Ежеквартальник «Трансамэрикен» кое-кому из нас знаком и является, на мой взгляд, превосходным журналом, хотя у меня от него и разбаливается голова, и не думаю, чтобы когда-нибудь я дочитывал его до конца, даже в те годы, когда подозревал Наду в… подозревал этого редактора в… ладно, ладно, всему свое время. Этот журнал вызывает обычную головную боль — ту, что начинается со лба, тупая, ноющая боль, на которой невозможно сосредоточиться и потому от нее невозможно избавиться, когда задаешь себе вопрос: «Так что же такое новый радикализм?», после того как прочел полтора десятка нечетко пропечатанных страниц.
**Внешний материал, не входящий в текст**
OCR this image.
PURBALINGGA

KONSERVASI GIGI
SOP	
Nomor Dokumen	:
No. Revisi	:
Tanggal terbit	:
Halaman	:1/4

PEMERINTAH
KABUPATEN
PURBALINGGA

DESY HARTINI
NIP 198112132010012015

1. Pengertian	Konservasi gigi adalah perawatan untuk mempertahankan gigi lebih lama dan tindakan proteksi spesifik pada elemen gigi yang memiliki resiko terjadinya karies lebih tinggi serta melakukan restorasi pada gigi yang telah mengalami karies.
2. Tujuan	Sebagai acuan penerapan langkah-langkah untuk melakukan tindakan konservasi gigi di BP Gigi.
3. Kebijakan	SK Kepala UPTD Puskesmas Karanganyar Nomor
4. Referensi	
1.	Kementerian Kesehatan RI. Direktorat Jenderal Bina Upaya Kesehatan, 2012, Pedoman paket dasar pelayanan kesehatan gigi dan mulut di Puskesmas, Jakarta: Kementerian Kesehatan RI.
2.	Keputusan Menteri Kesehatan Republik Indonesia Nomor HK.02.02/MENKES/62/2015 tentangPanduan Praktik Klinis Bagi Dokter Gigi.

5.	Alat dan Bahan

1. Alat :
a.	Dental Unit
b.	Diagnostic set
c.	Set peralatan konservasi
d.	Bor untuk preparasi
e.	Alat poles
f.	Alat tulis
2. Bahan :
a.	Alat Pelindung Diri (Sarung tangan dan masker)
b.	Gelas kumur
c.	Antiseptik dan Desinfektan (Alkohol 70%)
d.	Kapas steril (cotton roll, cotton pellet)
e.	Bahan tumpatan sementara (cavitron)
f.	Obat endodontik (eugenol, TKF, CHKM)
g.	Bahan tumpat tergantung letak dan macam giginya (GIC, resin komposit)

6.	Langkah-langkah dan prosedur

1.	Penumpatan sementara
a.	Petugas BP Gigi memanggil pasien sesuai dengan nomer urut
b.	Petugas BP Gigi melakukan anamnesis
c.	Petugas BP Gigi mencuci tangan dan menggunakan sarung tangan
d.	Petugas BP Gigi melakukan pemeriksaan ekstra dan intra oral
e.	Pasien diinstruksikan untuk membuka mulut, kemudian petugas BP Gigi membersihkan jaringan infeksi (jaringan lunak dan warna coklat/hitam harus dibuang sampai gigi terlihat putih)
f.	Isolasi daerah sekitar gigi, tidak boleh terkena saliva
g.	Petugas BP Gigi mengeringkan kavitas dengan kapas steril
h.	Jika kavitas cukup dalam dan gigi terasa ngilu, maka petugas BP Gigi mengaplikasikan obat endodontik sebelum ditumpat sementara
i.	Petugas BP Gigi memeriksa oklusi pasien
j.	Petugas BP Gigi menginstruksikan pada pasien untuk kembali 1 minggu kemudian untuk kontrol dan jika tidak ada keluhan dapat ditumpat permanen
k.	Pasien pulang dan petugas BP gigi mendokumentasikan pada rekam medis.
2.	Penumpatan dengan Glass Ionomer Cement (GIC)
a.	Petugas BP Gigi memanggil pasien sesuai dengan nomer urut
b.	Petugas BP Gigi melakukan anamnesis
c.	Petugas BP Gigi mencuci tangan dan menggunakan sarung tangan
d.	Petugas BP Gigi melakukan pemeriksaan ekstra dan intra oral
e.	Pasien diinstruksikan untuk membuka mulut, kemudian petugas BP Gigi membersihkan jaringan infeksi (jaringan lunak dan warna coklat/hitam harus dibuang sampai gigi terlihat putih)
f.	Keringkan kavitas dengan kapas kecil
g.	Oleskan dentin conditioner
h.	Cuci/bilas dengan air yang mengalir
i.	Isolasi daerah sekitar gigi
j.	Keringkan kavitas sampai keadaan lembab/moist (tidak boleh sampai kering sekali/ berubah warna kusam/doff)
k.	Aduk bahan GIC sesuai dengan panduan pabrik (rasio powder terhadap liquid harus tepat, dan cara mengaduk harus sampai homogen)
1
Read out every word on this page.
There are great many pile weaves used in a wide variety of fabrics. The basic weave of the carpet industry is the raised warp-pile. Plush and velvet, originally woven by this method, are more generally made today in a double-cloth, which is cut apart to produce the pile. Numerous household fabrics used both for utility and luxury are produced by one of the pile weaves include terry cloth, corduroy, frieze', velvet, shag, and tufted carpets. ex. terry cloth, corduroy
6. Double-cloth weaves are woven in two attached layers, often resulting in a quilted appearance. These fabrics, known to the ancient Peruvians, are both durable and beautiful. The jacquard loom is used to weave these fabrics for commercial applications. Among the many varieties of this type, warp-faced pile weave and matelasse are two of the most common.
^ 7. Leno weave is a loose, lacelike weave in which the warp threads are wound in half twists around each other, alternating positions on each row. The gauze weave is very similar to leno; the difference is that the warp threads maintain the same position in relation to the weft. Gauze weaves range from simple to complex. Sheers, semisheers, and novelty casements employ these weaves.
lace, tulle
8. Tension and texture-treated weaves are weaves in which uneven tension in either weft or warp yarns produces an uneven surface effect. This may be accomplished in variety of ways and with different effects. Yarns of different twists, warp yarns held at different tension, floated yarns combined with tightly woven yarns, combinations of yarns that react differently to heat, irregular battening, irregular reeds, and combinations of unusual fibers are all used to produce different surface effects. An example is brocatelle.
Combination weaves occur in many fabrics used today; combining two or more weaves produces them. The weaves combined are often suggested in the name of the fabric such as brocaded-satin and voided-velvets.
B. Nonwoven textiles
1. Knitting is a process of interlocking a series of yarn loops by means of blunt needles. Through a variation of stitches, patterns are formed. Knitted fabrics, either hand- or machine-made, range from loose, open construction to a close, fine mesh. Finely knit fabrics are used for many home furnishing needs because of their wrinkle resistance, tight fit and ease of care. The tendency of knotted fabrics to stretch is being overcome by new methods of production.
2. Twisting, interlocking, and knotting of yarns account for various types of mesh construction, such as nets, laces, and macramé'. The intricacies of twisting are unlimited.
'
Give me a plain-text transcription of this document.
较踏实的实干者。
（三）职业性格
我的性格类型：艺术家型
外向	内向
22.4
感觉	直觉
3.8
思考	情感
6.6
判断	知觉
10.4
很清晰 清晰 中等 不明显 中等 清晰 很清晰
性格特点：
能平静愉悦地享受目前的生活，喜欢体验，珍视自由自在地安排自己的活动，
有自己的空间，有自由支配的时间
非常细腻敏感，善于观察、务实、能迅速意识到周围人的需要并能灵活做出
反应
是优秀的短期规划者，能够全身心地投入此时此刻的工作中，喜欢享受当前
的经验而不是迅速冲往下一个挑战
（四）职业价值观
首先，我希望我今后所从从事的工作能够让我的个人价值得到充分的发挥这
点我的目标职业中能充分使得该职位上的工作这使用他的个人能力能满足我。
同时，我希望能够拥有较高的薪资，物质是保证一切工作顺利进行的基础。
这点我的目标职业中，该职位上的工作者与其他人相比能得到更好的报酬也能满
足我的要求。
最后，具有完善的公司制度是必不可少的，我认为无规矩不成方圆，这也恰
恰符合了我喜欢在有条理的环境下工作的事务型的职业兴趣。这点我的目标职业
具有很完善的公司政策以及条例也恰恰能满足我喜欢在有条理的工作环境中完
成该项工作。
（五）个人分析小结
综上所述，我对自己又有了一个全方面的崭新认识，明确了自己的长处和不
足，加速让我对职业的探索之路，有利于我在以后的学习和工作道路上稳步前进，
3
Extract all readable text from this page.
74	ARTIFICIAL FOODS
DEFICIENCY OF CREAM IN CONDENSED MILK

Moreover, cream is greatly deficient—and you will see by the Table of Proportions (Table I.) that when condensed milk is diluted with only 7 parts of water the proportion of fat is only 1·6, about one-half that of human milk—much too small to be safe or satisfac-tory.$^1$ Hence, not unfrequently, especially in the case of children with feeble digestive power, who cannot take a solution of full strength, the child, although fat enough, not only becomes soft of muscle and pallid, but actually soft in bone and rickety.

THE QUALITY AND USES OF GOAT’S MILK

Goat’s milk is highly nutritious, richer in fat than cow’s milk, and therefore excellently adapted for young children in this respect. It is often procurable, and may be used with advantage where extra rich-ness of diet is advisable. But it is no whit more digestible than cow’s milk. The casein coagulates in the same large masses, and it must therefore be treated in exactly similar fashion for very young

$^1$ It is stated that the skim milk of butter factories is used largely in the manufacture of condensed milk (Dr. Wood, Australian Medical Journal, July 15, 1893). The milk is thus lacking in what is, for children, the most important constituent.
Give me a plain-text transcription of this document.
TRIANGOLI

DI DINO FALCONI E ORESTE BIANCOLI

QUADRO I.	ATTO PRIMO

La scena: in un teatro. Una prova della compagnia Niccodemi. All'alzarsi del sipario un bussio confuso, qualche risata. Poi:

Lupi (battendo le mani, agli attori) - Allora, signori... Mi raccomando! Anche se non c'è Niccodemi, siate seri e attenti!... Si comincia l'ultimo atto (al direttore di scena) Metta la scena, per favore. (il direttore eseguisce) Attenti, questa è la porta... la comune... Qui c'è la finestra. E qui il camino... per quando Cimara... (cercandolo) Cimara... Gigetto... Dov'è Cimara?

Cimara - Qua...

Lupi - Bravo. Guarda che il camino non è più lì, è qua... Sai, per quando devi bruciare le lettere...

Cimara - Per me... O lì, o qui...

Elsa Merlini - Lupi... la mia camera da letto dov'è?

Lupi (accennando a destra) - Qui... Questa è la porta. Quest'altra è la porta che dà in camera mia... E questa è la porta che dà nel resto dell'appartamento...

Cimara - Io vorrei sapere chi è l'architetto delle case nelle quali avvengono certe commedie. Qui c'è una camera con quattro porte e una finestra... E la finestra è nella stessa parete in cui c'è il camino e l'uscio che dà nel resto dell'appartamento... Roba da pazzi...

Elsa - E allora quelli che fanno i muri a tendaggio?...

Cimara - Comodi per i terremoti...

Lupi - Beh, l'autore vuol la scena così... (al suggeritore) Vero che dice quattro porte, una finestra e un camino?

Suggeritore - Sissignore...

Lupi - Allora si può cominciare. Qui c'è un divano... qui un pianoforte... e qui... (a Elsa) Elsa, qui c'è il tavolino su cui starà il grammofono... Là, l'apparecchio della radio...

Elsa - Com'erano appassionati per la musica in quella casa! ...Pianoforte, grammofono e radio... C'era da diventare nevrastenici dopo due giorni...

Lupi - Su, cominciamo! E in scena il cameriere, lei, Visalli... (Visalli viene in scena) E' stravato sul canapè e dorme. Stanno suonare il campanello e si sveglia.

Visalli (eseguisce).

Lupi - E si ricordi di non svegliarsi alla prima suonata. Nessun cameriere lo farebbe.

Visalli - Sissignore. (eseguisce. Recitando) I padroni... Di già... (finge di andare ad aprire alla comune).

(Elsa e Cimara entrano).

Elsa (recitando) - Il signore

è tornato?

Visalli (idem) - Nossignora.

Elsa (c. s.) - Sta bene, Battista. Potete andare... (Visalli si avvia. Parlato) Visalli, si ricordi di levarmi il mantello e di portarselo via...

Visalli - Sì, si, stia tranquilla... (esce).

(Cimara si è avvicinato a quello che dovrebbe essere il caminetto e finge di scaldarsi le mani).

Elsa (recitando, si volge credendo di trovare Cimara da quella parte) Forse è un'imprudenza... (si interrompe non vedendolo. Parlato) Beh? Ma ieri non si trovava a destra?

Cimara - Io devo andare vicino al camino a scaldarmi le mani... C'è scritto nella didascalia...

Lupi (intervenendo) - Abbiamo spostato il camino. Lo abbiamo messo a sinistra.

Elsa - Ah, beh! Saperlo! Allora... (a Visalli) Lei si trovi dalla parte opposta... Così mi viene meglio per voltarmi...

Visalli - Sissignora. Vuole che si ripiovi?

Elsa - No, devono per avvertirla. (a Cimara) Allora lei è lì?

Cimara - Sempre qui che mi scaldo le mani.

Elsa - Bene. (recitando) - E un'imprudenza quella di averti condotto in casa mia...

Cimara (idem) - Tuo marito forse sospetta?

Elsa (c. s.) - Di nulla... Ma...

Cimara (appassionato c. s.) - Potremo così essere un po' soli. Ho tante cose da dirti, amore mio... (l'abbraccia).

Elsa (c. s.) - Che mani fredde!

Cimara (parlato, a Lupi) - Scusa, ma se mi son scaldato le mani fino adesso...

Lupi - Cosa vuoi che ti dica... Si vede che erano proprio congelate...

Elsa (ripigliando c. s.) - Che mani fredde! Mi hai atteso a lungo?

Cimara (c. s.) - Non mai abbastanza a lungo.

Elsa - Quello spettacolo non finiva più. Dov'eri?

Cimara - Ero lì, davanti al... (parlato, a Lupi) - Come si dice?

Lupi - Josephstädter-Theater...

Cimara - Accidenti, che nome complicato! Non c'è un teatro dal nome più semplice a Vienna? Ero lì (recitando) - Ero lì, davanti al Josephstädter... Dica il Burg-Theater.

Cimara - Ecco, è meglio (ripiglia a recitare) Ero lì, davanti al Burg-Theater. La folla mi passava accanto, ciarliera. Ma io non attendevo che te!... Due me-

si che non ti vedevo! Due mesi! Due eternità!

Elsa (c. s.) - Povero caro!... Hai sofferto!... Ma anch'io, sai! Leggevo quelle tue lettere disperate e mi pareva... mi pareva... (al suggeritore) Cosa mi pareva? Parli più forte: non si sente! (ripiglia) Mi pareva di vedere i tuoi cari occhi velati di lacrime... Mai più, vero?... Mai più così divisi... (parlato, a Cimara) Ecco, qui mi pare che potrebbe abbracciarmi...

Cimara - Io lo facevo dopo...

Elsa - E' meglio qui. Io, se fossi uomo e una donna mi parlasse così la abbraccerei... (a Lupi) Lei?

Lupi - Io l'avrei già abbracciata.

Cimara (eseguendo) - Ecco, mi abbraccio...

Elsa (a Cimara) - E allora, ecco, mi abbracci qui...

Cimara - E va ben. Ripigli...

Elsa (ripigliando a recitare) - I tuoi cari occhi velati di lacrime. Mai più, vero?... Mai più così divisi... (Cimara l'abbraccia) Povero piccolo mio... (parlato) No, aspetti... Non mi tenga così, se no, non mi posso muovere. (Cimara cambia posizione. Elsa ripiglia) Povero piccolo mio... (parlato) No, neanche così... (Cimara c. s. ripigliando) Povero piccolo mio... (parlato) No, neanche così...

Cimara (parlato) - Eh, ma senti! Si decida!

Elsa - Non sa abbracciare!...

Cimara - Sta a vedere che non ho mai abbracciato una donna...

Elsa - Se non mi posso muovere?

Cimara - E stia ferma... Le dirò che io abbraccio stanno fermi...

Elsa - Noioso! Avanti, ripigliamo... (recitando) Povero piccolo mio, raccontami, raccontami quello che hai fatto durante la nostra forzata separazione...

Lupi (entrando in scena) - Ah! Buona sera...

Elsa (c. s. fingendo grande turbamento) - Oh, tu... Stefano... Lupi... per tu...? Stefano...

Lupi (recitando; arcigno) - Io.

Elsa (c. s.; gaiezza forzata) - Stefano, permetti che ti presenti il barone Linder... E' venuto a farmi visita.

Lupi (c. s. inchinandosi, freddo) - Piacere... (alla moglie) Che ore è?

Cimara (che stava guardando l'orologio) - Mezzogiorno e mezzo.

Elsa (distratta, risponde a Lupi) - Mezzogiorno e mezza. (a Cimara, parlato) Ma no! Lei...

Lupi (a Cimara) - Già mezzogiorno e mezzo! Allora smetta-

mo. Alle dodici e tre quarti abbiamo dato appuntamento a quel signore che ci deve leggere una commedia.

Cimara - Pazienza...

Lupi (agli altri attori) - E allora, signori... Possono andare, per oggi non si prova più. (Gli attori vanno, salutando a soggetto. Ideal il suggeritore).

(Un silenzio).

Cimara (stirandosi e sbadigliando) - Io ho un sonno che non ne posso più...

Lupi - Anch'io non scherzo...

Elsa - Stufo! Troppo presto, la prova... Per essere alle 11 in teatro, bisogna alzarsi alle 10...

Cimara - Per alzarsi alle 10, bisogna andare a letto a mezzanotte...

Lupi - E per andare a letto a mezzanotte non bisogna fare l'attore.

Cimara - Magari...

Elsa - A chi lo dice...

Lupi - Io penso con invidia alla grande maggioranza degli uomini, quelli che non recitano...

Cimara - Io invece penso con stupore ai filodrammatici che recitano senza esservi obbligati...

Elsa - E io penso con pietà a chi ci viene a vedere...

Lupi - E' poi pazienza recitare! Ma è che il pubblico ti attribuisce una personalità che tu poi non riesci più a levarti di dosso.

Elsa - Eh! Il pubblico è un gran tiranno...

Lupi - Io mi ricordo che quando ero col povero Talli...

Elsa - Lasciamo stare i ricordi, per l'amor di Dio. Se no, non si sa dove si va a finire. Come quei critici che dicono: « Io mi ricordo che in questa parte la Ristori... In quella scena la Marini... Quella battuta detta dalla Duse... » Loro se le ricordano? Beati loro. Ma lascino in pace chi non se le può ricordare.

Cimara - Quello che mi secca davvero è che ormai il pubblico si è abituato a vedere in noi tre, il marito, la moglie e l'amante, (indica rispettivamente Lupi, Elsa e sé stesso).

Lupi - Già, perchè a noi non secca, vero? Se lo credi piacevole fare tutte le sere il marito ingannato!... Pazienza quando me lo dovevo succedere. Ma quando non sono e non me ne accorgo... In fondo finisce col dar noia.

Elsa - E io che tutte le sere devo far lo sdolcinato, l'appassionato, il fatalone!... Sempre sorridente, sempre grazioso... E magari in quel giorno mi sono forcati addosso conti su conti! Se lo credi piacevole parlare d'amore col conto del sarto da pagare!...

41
И что же такое, в конце-то концов, «Театр действия»? («„Театр действия“ взрывает бастионы буржуазного искусства и начисто разрушает существующее представление о Театре; это единственная форма искусства, которая порождает в конечном счете долгожданный синтез этики и эстетики…») Статьи «Рост советской экономики» и «Китай: отзвук грядущего» достаточно пристойные и безобидные; плюс к тому — «Открытое письмо нашим молодым друзьям из Новой Левой». Еще обзоры поэзии: «Этому юному поэту присуща жизненная сила, остроумие, парадоксальность, устойчивый профессионализм, но вместе с тем, вместе с тем, как это ни странно, его стихи не пользуются успехом…», «Я обнаруживаю, что мне все трудней и трудней воспринимать наше искусство всерьез…» И так далее, да-да. Все рассказы — экспериментаторские, хотя не так хороши, как Надины (а может, это все мое предубеждение?), и все вы, конечно помните строки:
Ей глажу волосы под теле-
визорное пенье, я плачу…
О, она не слышит, спит!
… Читаю за полночь и смутно постигаю
Авраама Линкольна, Талмуд, Всевышнего.